Federal prosecutors allege that, while on pre-trial release, Shirley attempted to influence a person who was going to be a witness against him at trial, Ihlenfeld said. While new charges have not been brought against him, prosecutors note that “His sentence may be impacted by his conduct while on pre-trial release,” said Ihlenfeld, who noted that no new charges have been brought against Shirley.
Kevin Mills, Shirley’s lead defense counsel, did not respond to repeated requests for an interview.
The federal probation office is expected to draw up a pre-sentence report, which will recommend a range of sentences for Shirley. Prosecutors have agreed that they will both recommend a sentence at the lower end of the sentencing guidelines and recommend that the sentence be further reduced so long as he takes responsibility for his crime and abides by his plea agreement.
At Monday’s hearing, FBI Special Agent Dave Rauser, who investigated the incident, testified that he had determined that Shirley had kicked Haines somewhere on his body four to five times while standing in the back of a pickup truck against which Haines had been restrained.
Rauser, who said Shirley had pushed another officer aside in order to administer the kicks, also testified that he had determined that Shirley had “applied one or two stomps to the upper portion of [Haines’] body, possibly his head,” during a time when Haines was subdued and in custody.
Responding to a question from Mills, Rauser said Shirley had caused “a significant portion” of Haines’ injuries, which he said included a broken upper jaw, a broken rib, an eye hemorrhage, and several cuts and bruises. Rauser acknowledged that some of the injuries sustained by Haines had been caused by other officers.
“It’s unfortunate when a member of the law enforcement community exceeds the scope of his authority and inflicts injuries upon a helpless person,” said Ihlenfeld, whose subordinate Assistant U.S. Attorney Paul Camilletti prosecuted the case. “The best way to deal with bank robbers like [Haines] is through the criminal justice system, and not by the use of unnecessary violence.”
At Monday’s plea hearing, U.S. District Magistrate David Joel asked Shirley if he was admitting his guilt of his own free will and because he was, in fact, guilty of the crime, Shirley paused a number of seconds before responding.
“Yes,” he said.
Shirley was released to return home where he will remain under confinement and electronic monitoring until his sentencing hearing, which has not yet been scheduled. He was previously required to turn all his registered firearms over to the U.S. Probation Office and to take a leave of absence from his position of sheriff. He tendered his resignation on Monday.
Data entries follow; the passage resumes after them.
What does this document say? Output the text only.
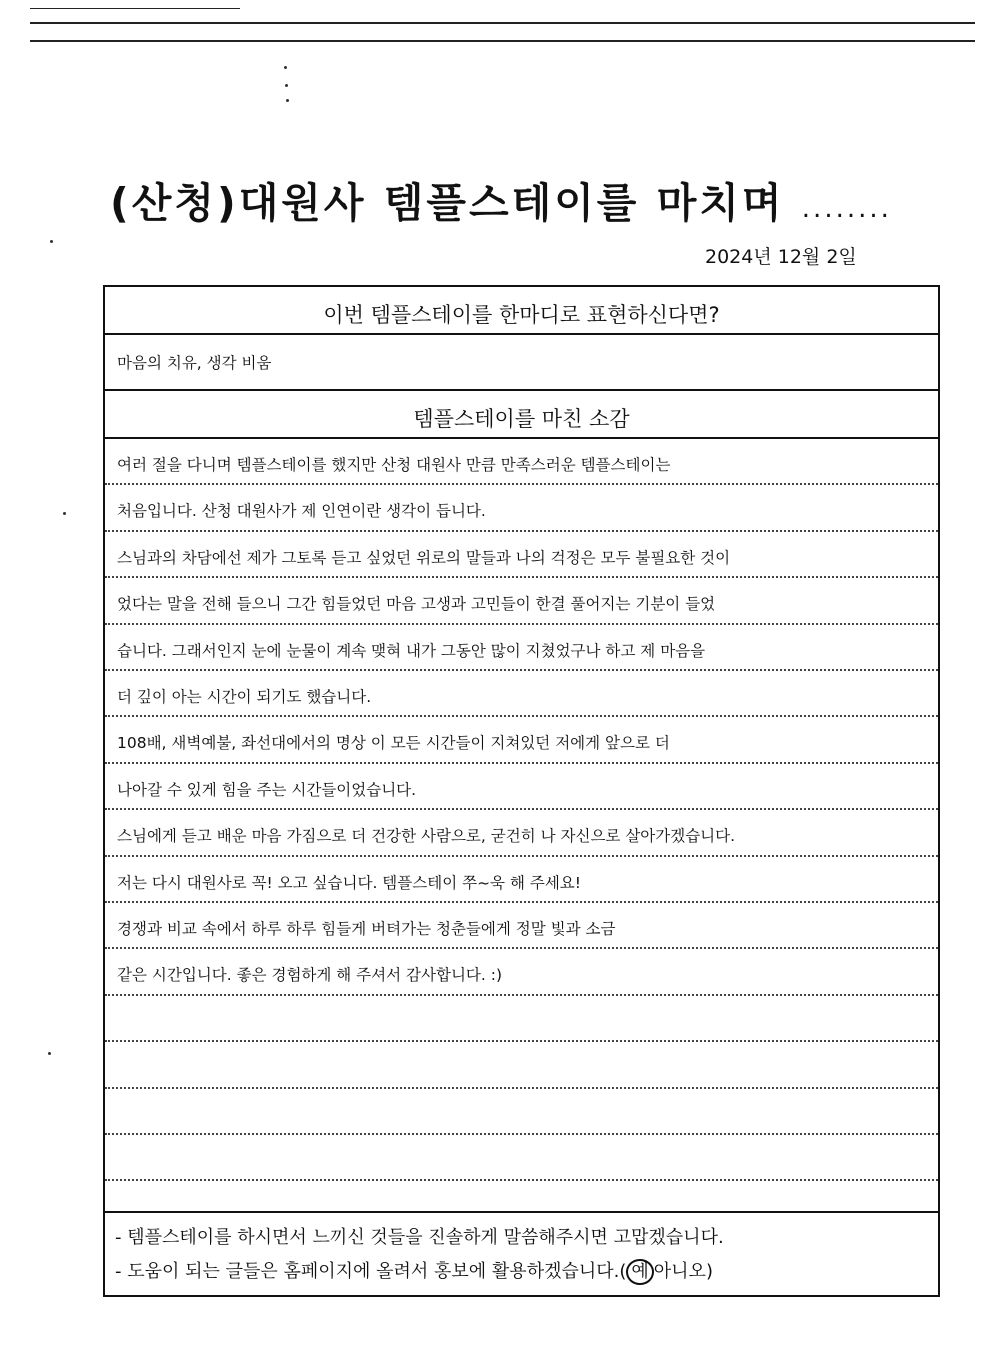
(산청)대원사 템플스테이를 마치며 ........
2024년 12월 2일
이번 템플스테이를 한마디로 표현하신다면?
마음의 치유, 생각 비움
템플스테이를 마친 소감
여러 절을 다니며 템플스테이를 했지만 산청 대원사 만큼 만족스러운 템플스테이는
처음입니다. 산청 대원사가 제 인연이란 생각이 듭니다.
스님과의 차담에선 제가 그토록 듣고 싶었던 위로의 말들과 나의 걱정은 모두 불필요한 것이
었다는 말을 전해 들으니 그간 힘들었던 마음 고생과 고민들이 한결 풀어지는 기분이 들었
습니다. 그래서인지 눈에 눈물이 계속 맺혀 내가 그동안 많이 지쳤었구나 하고 제 마음을
더 깊이 아는 시간이 되기도 했습니다.
108배, 새벽예불, 좌선대에서의 명상 이 모든 시간들이 지쳐있던 저에게 앞으로 더
나아갈 수 있게 힘을 주는 시간들이었습니다.
스님에게 듣고 배운 마음 가짐으로 더 건강한 사람으로, 굳건히 나 자신으로 살아가겠습니다.
저는 다시 대원사로 꼭! 오고 싶습니다. 템플스테이 쭈~욱 해 주세요!
경쟁과 비교 속에서 하루 하루 힘들게 버텨가는 청춘들에게 정말 빛과 소금
같은 시간입니다. 좋은 경험하게 해 주셔서 감사합니다. :)
- 템플스테이를 하시면서 느끼신 것들을 진솔하게 말씀해주시면 고맙겠습니다.
- 도움이 되는 글들은 홈페이지에 올려서 홍보에 활용하겠습니다.( 예 아니오)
Harry Waddell, Haines’ attorney in a related civil suit, said that many of Shirley’s admissions made in the plea bargain will decide several previously contested issues in the civil case.
“It’s over as far as the center of the case against Shirley is concerned,” Waddell said. “He pleaded guilty to the use of excessive force. In most civil cases, you have three things [to prove]: liability, causation and damages. He has admitted liability. Since it also includes bodily injury element, he has also admitted that what he did caused the damages. The only question left about the ex-sheriff is how large will the damages be.”
Shirley’s civil counsel has declined to comment on pending litigation.